You look like someone ? is that another name ?lol, you just like to confuse this old lady :P
Lovely poem, you are a dark writer it seems actually you do best in that arena, but keep writing they are very good :-)
Sasha101 wrote:
You look like someone ? is that another name ?lol, you just like to confuse this old lady :PLovely poem, you are a dark writer it seems actually you do best in that arena, but keep writing they are very good :-)
YES!! LOL!! IT’S ME!!!
Cassie_Me wrote:
glad to see you’re back by the way…
You remembered me. :D
Yay.
Hi Cassie. Very dark poem there. But keep it up. I’d rather you pick up a pen then something a bit more sharp. Good for the mind too. Stay good. And pretty. =8^}
I didnt realise it was about self mutilation, paints a very different picture for me about the confusion of life that surrounds and confines until we are forced into the arms of death. Still very good.
southern_comfort wrote:
Hi Cassie. Very dark poem there. But keep it up. I’d rather you pick up a pen then something a bit more sharp. Good for the mind too. Stay good. And pretty. =8^}
I’m not just Cassie. I’m also queen platypus/ hannah/ so cold…
southern_comfort wrote:
Hi Cassie. Very dark poem there. But keep it up. I’d rather you pick up a pen then something a bit more sharp. Good for the mind too. Stay good. And pretty. =8^}
And sorry, but I do already cut…
Cassie_Me wrote:
southern_comfort wrote:And sorry, but I do already cut…
Hi Cassie. Very dark poem there. But keep it up. I’d rather you pick up a pen then something a bit more sharp. Good for the mind too. Stay good. And pretty. =8^}
To cut with words rather then a knife is the greater path. Expels pain and death more easily, others can understand and relate and you wont be stuffed with meds for having emotions other than happy.

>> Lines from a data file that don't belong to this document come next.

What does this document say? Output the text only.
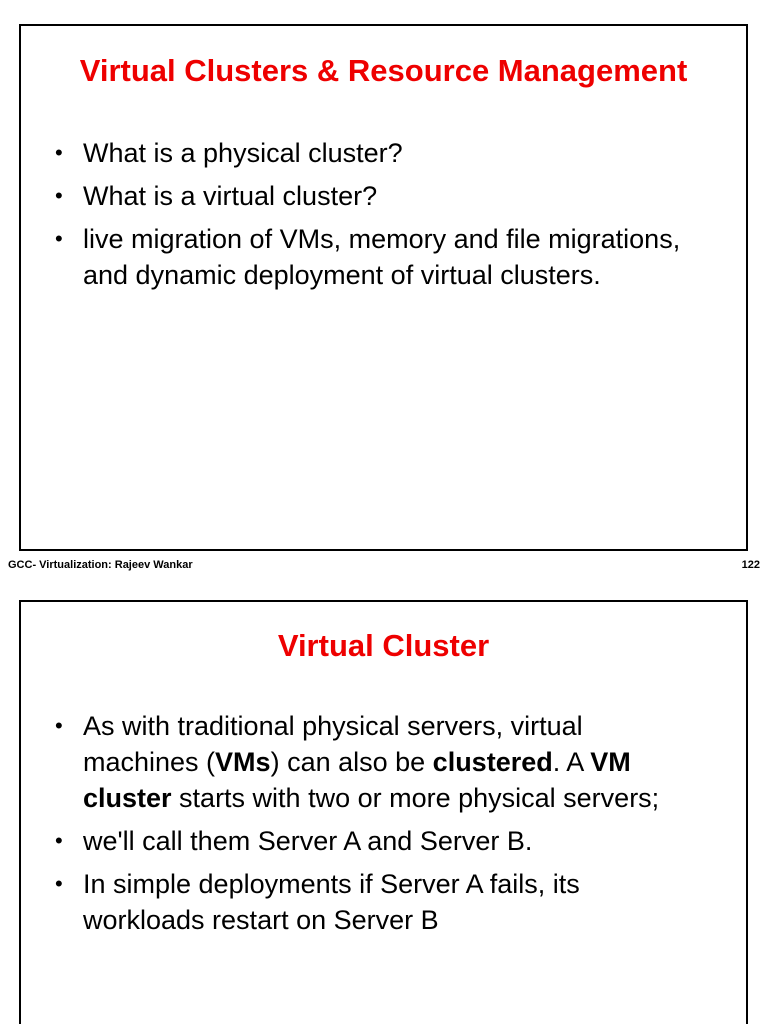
Virtual Clusters & Resource Management
• What is a physical cluster?
• What is a virtual cluster?
• live migration of VMs, memory and file migrations, and dynamic deployment of virtual clusters.
GCC- Virtualization: Rajeev Wankar	122
Virtual Cluster
• As with traditional physical servers, virtual machines (VMs) can also be clustered. A VM cluster starts with two or more physical servers;
• we'll call them Server A and Server B.
• In simple deployments if Server A fails, its workloads restart on Server B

Are you addicted to cutting? It is a very addictive thing to do. Releases things so easily. Make the outside match the inside. Kissed by a blade. I understand why most people do it, what is your reason if I may ask?
It’s something I can keep to myself. My own secret escape. The rush of acomplishment as the blood ooses from the cut.
Interesting. I understand where you are coming from. I don’t think that is justification, but that is my opinion, and in the grand scheme of things, what does my opinion matter? You are still a good person and I will not judge you by your actions.
Thank you bogdan. I am trying to stop. I should get to bed. Good-night.
your wicked talented i write poems too and about self injury but its extremely ammature compared to your work.
Leslie63 wrote:
your wicked talented i write poems too and about self injury but its extremely ammature compared to your work.
Omg! Thank you very much. I appreciate it.